Many people like the crispy tripe taco, but even better is their taco tripa suave—soft and chewy, with more prominent beefy, tripe-y flavor. If you haven’t had La Chaparrita’s tripe tacos, you really have to make a trip.

La Chaparrita makes their own longaniza, a crumbly, spicy sausage similar to chorizo, which fills what is probably my second favorite taco. Their cecina is exactly what you want: beefy, salty and chewy, but still tender. They also have pot-roast tacos that glisten with fat. I recently saw sweet meats at the now-shuttered Nightwood for $15—La Chaparrita has them in taco form for $2.50.

And if you’re (somehow) tired of tacos, they also have tamales and huaraches, hongos and flor de calabasa. At La Chaparrita, the delights never end.

La Chaparrita Taqueria. 2500 S. Whipple Street. Open daily, 11am–10pm. (773) 247-1402. (Glenn Allen)

Best Reason to Close a Street

Eric Kirkes
Eric Kirkes

August 15 was Chicago-hot, but at the western border of Cook County Jail, the fifty cars parked on Sacramento had their windows down.

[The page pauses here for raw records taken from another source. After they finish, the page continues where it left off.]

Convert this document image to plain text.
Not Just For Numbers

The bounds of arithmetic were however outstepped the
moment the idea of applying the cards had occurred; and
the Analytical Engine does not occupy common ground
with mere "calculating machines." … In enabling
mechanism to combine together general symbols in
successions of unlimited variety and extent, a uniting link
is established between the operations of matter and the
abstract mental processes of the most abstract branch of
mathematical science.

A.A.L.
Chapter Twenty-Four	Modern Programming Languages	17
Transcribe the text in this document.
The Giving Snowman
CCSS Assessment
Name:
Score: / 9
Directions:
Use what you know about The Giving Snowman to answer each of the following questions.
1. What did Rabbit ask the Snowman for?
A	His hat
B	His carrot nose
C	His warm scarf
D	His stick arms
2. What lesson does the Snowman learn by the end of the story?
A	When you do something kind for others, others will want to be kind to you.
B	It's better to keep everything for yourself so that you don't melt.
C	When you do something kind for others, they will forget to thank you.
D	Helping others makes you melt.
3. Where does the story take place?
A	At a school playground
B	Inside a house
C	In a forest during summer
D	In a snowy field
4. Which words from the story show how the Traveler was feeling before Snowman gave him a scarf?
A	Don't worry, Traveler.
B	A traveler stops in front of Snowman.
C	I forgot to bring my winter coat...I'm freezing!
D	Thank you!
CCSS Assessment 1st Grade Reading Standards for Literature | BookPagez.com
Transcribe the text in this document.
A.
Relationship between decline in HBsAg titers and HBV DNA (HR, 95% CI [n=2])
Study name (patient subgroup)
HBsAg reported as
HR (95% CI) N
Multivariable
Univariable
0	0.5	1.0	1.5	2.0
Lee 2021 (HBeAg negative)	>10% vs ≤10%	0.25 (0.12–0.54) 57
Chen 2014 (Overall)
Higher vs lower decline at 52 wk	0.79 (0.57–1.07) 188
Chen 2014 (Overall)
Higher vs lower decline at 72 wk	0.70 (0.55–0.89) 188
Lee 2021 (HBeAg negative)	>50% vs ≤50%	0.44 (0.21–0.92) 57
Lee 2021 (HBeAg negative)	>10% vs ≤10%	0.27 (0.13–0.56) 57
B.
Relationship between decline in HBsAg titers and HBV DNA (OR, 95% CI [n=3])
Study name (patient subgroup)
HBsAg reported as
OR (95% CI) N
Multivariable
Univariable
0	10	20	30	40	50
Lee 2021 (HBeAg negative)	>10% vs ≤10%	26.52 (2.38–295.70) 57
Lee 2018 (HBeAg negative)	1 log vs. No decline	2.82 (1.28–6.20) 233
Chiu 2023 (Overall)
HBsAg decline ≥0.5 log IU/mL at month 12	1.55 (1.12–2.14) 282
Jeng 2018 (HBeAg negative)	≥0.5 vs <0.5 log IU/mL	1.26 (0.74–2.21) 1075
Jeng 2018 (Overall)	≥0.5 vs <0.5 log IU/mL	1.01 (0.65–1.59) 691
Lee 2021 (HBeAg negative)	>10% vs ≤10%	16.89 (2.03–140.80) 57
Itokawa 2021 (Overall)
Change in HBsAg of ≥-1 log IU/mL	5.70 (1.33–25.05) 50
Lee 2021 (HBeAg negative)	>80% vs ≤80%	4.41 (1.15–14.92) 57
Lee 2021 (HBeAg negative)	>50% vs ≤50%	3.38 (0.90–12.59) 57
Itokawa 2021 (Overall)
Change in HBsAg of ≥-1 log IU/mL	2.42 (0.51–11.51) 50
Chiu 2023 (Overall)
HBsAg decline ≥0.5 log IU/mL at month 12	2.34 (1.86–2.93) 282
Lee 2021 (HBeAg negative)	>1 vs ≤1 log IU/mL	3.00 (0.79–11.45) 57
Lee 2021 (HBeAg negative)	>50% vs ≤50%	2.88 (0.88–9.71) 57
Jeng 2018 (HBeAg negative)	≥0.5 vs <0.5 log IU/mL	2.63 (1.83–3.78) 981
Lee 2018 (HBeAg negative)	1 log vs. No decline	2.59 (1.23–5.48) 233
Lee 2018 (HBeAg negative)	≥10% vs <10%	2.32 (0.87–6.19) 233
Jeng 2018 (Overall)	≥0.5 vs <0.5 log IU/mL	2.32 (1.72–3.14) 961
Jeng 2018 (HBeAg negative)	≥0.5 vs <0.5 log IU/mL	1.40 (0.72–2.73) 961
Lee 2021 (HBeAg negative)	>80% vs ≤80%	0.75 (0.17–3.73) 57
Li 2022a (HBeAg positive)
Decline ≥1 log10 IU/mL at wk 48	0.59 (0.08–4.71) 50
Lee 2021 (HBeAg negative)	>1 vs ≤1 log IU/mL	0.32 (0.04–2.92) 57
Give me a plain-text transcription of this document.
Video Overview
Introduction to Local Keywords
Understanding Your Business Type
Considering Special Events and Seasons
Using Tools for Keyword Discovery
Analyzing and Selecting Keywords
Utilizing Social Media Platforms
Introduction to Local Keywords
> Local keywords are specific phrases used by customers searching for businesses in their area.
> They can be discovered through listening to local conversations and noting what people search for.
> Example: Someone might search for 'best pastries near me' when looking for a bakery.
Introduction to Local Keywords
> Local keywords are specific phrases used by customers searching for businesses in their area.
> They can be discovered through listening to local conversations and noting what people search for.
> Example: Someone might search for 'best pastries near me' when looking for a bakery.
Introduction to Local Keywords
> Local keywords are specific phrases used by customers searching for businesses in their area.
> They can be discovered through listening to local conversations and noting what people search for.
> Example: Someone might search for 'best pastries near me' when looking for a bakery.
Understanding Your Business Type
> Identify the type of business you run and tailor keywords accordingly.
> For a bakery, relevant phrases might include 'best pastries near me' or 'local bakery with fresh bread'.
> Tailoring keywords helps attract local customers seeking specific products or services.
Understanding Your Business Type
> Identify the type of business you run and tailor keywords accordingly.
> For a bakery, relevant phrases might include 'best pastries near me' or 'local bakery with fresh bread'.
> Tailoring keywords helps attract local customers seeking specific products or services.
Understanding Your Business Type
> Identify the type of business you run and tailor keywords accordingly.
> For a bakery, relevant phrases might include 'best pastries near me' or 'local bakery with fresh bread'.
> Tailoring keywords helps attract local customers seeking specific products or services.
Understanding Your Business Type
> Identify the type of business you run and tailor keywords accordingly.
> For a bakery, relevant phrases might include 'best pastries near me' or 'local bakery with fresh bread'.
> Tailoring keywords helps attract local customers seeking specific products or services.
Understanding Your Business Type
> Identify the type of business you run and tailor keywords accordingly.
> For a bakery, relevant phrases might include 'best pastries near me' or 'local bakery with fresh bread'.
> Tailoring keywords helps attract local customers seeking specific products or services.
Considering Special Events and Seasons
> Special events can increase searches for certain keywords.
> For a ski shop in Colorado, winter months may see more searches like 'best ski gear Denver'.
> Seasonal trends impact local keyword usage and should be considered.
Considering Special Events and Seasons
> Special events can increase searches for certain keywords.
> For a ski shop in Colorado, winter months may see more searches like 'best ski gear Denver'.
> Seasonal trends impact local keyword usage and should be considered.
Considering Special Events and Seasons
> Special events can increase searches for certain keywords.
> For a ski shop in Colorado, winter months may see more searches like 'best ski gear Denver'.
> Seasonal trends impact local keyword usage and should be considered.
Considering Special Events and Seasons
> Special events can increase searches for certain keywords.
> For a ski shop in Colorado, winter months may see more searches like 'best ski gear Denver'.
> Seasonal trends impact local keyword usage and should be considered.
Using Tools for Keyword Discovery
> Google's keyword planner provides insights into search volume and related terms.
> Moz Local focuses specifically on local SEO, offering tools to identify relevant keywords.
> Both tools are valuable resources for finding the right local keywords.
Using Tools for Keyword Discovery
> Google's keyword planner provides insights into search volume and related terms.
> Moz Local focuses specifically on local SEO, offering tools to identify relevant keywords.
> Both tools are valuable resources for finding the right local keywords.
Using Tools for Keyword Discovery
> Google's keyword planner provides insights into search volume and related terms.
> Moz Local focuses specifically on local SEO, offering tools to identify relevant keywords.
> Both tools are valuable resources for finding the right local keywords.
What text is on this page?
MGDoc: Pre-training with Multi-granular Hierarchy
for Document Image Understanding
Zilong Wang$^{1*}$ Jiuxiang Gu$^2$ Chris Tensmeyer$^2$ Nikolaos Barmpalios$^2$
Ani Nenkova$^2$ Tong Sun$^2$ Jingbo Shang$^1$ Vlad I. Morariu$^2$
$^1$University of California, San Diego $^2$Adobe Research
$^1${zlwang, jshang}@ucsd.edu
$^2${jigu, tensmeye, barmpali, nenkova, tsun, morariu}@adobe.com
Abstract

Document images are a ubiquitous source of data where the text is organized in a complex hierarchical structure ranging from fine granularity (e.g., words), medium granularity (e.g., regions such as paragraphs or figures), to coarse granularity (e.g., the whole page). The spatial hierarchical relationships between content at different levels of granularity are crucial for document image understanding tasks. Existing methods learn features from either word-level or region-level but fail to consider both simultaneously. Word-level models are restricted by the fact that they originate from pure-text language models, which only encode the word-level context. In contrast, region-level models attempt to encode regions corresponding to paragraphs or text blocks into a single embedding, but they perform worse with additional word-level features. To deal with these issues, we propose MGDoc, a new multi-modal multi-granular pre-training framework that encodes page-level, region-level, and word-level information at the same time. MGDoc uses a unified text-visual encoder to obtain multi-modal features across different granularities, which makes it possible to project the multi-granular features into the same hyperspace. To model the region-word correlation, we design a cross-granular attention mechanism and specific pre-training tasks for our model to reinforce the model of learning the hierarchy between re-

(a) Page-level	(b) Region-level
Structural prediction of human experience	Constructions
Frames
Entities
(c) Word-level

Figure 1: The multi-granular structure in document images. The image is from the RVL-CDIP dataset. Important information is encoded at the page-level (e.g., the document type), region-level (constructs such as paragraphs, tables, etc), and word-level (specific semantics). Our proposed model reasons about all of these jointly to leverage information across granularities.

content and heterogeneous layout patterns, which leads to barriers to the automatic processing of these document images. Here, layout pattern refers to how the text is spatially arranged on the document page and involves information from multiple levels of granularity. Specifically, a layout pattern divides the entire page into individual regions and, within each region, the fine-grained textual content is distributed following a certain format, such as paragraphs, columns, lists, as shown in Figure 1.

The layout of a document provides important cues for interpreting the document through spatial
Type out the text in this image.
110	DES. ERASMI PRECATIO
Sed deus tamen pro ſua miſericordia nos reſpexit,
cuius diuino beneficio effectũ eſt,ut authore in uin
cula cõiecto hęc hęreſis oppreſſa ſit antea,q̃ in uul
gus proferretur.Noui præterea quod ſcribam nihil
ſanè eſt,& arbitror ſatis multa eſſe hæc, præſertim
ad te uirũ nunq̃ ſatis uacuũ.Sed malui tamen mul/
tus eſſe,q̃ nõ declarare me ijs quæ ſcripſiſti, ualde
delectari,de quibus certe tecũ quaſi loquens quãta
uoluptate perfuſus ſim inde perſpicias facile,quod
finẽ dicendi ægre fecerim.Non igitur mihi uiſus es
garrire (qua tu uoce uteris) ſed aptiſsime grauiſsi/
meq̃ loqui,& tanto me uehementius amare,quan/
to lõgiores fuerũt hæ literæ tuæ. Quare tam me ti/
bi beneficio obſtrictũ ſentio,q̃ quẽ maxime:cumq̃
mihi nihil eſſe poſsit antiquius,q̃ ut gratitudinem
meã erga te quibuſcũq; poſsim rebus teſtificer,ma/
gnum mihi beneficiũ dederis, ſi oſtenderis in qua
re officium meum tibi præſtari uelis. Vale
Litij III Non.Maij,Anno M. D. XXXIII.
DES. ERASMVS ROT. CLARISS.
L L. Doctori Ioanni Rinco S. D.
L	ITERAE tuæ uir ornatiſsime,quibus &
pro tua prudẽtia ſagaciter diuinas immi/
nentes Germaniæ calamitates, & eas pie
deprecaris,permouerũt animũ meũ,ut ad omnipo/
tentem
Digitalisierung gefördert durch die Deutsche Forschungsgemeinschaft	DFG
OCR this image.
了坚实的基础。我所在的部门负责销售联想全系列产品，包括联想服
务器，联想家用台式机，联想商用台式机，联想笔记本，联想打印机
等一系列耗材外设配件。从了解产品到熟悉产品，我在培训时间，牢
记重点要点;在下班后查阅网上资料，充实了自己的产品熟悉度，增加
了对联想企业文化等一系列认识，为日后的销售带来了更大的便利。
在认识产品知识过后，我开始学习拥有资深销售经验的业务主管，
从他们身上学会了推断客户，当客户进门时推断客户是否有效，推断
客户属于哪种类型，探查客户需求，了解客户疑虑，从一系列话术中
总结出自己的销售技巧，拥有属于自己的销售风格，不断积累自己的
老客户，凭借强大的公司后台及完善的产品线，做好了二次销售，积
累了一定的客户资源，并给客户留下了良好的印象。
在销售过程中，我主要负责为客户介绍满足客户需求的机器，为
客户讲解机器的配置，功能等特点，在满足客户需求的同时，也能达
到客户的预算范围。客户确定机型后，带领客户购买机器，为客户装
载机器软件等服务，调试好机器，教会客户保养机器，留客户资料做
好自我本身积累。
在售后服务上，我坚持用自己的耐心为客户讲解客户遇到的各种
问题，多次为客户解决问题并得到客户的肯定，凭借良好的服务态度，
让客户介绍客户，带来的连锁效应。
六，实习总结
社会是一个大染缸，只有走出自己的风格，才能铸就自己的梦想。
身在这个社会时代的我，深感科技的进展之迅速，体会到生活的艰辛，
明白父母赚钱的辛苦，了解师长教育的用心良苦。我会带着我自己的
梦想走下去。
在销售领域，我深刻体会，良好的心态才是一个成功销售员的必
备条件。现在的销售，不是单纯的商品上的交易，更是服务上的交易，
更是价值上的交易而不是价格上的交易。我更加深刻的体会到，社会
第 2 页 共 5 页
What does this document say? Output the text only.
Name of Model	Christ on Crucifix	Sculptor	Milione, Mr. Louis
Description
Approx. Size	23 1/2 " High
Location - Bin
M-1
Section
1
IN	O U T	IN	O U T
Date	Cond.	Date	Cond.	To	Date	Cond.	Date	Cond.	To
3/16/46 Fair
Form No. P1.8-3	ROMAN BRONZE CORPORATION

The same Vocalo broadcast flowed from every radio, fading in and out as you walked past: a two-hour set that cut B.B. King’s 1970 jailhouse performance with modern interviews. The cars—most of them black, some brown, a handful white—mirrored the jail’s demographic makeup.  “PARK” was an art installation from 96 Acres, a series of artistic interventions around the jail that SAIC professor Maria Gaspar started in 2012; the “PARK” intervention was conceived by artist Landon Brown. Fall will bring a Hull House exhibit, zines, and educational programming, and an animated short projected on the walls of the jail building. “It’s a jail that houses 100,000 people in a year, and somehow it’s normalized,” says Gaspar. “How do we disrupt the master narrative?”

Cook County Jail, 2700 S. California Ave. Maria Gaspar, ometsol@gmail.com. 96acres.org (Hannah Nyhart)

Best Paleta to Eat Under the Arch

La MichoaKana Golden

Eric Kirkes
Eric Kirkes

Heading west on 26th Street under the arch, it’s easy to get distracted by the razzle-dazzle lights beaming off the furniture stores and podiatrist signs. If you’re not looking, you’ll miss La MichoaKana Golden, which sits just one block west of the neighborhood’s quintessential public symbol. You may think you’ve been to La MichoaKana, but chances are you’ve actually been to La Michoacana, one of the more than eight thousand chain stores that span across the border and are loosely overseen by one family. La MichoaKana is the only one of its kind, but you’ll find all the paleteria staples here: paletas of strawberries and cream, mango with chili, and, my personal favorite, an electric blue bubblegum flavor. Work up an appetite by looking at the eclectic combinations of food (Oreo with a cherry on top, anyone?) rendered in giant stickers all along the walls.